There is also a class of work that is fundamentally about coordination across many stakeholders, and no amount of agentic leverage compresses that down to a small team. The two-pizza unit was always a poor fit for those contexts, and the three-person team is worse.

But the trend is unmistakable in the contexts where the constraints actually matched the original logic. Product squads, growth teams, internal tooling teams, and most early-stage product work were exactly the kind of optimization the two-pizza rule was solving for. Those are the teams shrinking now, and they are not coming back to their old size when the cycle turns.

What this means if you are running one of these teams

If you are leading a product team today, the question is not whether the structural pressure is coming. It is whether you would rather restructure proactively, while you still have a hand on the wheel, or have it happen to you in the next reorg.

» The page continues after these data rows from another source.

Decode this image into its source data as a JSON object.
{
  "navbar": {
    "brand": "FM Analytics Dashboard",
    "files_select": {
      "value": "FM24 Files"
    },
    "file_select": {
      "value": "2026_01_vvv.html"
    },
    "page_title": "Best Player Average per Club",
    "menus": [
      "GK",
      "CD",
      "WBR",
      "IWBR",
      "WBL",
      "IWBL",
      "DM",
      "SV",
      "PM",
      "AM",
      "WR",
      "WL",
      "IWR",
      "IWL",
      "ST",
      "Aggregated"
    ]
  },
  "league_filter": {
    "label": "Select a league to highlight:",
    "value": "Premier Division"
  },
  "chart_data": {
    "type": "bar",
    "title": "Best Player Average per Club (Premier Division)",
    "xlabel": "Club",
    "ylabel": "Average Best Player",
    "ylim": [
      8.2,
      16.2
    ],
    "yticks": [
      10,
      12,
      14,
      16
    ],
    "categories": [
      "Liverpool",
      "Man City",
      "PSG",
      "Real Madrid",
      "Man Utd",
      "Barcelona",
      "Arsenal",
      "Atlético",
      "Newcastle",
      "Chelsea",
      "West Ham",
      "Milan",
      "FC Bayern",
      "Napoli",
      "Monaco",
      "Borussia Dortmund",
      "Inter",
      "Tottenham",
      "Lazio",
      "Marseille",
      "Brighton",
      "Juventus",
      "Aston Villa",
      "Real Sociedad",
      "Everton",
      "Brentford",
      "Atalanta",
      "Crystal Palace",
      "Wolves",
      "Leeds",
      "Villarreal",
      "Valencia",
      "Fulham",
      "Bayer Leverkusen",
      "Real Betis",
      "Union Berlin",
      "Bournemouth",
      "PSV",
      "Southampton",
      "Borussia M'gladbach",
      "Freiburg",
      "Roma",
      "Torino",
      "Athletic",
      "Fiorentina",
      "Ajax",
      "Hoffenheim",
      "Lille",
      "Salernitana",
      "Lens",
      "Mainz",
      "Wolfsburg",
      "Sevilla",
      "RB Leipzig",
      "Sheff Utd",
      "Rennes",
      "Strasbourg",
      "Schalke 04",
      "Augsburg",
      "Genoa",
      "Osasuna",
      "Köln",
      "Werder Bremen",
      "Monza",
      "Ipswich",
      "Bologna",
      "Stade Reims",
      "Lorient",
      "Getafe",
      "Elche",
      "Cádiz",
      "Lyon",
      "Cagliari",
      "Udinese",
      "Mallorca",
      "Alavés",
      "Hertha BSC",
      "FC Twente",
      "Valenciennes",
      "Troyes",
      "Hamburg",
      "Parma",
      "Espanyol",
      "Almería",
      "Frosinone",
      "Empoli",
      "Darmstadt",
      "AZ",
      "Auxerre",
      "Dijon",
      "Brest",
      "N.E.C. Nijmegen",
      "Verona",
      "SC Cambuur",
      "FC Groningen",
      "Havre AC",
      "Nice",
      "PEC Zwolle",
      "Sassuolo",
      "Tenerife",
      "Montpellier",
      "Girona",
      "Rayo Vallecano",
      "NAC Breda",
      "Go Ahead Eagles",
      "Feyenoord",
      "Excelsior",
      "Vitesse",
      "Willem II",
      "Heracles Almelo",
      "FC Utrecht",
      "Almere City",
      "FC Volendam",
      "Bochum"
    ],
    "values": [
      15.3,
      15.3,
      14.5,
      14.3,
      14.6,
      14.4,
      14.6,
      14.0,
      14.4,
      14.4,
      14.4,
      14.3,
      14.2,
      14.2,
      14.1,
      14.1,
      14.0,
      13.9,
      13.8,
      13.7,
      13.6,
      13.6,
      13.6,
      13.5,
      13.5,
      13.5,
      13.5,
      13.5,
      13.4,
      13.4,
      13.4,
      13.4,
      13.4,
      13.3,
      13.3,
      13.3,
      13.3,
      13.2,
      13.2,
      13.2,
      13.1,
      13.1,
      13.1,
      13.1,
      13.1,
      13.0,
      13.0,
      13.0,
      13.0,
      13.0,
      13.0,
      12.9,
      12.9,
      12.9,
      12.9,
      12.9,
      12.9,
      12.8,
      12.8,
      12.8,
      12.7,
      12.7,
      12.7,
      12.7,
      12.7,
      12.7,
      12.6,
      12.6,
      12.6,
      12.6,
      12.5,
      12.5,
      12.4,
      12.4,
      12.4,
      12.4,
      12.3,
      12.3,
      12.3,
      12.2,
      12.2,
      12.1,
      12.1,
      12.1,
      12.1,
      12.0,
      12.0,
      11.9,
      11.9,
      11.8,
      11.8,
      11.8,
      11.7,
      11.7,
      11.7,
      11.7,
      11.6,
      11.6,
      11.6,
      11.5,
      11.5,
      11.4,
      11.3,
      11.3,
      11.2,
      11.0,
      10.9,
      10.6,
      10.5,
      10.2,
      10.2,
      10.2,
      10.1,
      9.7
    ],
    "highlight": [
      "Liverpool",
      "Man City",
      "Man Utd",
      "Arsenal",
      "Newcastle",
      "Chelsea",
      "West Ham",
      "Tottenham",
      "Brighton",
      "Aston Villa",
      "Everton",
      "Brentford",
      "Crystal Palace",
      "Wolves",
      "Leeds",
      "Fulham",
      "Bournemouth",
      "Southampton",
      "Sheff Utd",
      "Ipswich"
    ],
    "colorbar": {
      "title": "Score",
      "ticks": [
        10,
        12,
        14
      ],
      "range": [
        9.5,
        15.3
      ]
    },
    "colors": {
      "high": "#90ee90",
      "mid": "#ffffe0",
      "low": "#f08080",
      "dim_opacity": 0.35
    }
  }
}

The proactive version looks like this. Pick the smallest scope of work your team owns. Ask honestly, with a six-month horizon, whether three strong generalists with agent leverage could ship that scope. If the answer is yes, the team you have is already over-built for the work it does. If the answer is no, the gap between yes and no is the actual transformation roadmap.

So the question I would leave you with. If you had to rebuild your current team from zero today, would you reach for the same shape, or would you reach for something smaller and sharper? And if the answer is the smaller version, what is keeping you from moving toward it now?